Le sénateur Black : Vous croyez que nous pouvons faire cela. Si le gouvernement du Canada exigeait que 20 p. 100 des besoins d’énergie des immeubles fédéraux soient tirés de sources géothermiques, quels seraient les effets sur les émissions?
M. Eggertson : Il faudrait que je fasse des calculs, mais je dirai, à première vue, que les effets seraient importants.
Le sénateur Black : Ce serait donc assez considérable.
M. Eggertson : Oui. En même temps, le gouvernement ferait preuve de leadership.
Le sénateur Black : Je comprends, mais nous avons des cibles pratiques à atteindre.
M. Eggertson : Vous vous êtes déjà engagés à utiliser 20 p. 100 d’électricité. Vous accordez des subventions, des incitatifs et d’autres formes d’aide pour les parcs d’éoliennes et les panneaux solaires, qui n’engendrent pas d’émissions.
Vous avez probablement compris que je ne suis pas un grand partisan du nucléaire, mais c’est au moins une source d’énergie propre. Vous encouragez l’adoption de l’énergie éolienne et solaire. Merci, poursuivez dans cette voie, mais vous le faites au détriment du nucléaire. Pourquoi ne le faites-vous pas plutôt pour remplacer des sources d’énergie à forte intensité d’émissions?
Le sénateur Black : Comme quoi, par exemple?
M. Eggertson : Remplacez l’énergie de chauffage par des sources renouvelables.
La sénatrice Griffin : À votre avis, quels sont les plus grands obstacles qui s’opposent à l’installation de thermopompes dans les maisons et les autres bâtiments?
M. Eggertson : Parlez-vous des maisons existantes?
La sénatrice Griffin : Oui.
M. Eggertson : Ma réponse aura deux volets. Pour les maisons neuves, il n’y a absolument aucun obstacle. La situation est différente dans le cas des maisons existantes construites dans un lotissement du centre.
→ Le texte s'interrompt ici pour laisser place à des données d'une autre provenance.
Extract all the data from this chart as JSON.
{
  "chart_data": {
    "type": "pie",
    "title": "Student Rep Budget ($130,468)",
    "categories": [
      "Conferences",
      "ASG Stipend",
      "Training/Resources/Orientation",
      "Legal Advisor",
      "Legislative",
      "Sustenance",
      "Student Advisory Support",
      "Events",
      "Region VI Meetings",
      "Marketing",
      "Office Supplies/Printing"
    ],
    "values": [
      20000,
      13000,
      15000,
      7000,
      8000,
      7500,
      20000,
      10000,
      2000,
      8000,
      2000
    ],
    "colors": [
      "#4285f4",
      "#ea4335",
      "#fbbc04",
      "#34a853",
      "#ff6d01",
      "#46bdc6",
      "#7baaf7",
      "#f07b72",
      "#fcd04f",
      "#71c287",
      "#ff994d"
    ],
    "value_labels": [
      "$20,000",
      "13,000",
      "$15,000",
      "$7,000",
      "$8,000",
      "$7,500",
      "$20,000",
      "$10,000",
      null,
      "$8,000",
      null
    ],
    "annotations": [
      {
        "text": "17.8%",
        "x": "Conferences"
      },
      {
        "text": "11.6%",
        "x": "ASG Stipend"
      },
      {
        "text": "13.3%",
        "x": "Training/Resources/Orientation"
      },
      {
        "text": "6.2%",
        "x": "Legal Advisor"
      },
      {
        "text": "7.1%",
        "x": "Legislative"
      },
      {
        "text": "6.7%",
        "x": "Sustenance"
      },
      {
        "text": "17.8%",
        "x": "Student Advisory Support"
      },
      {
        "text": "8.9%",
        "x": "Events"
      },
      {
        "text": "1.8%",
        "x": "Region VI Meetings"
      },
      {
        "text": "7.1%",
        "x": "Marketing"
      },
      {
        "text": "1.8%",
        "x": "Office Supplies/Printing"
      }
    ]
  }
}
Nous avons déjà vécu dans le quartier de Westboro, pas trop loin du centre-ville d’Ottawa. Nous avions une vieille maison. Avec des membres de l’association, je m’apprêtais à installer une thermopompe. Il fallait pour cela faire venir un camion équipé d’un appareil de forage pour faire un certain nombre de trous dans l’entrée du garage. La Ville d’Ottawa ne coopère pas beaucoup dans les cas de ce genre. Même si je dirigeais une association industrielle, je n’ai pas réussi à trouver un seul membre assez courageux pour affronter la ville.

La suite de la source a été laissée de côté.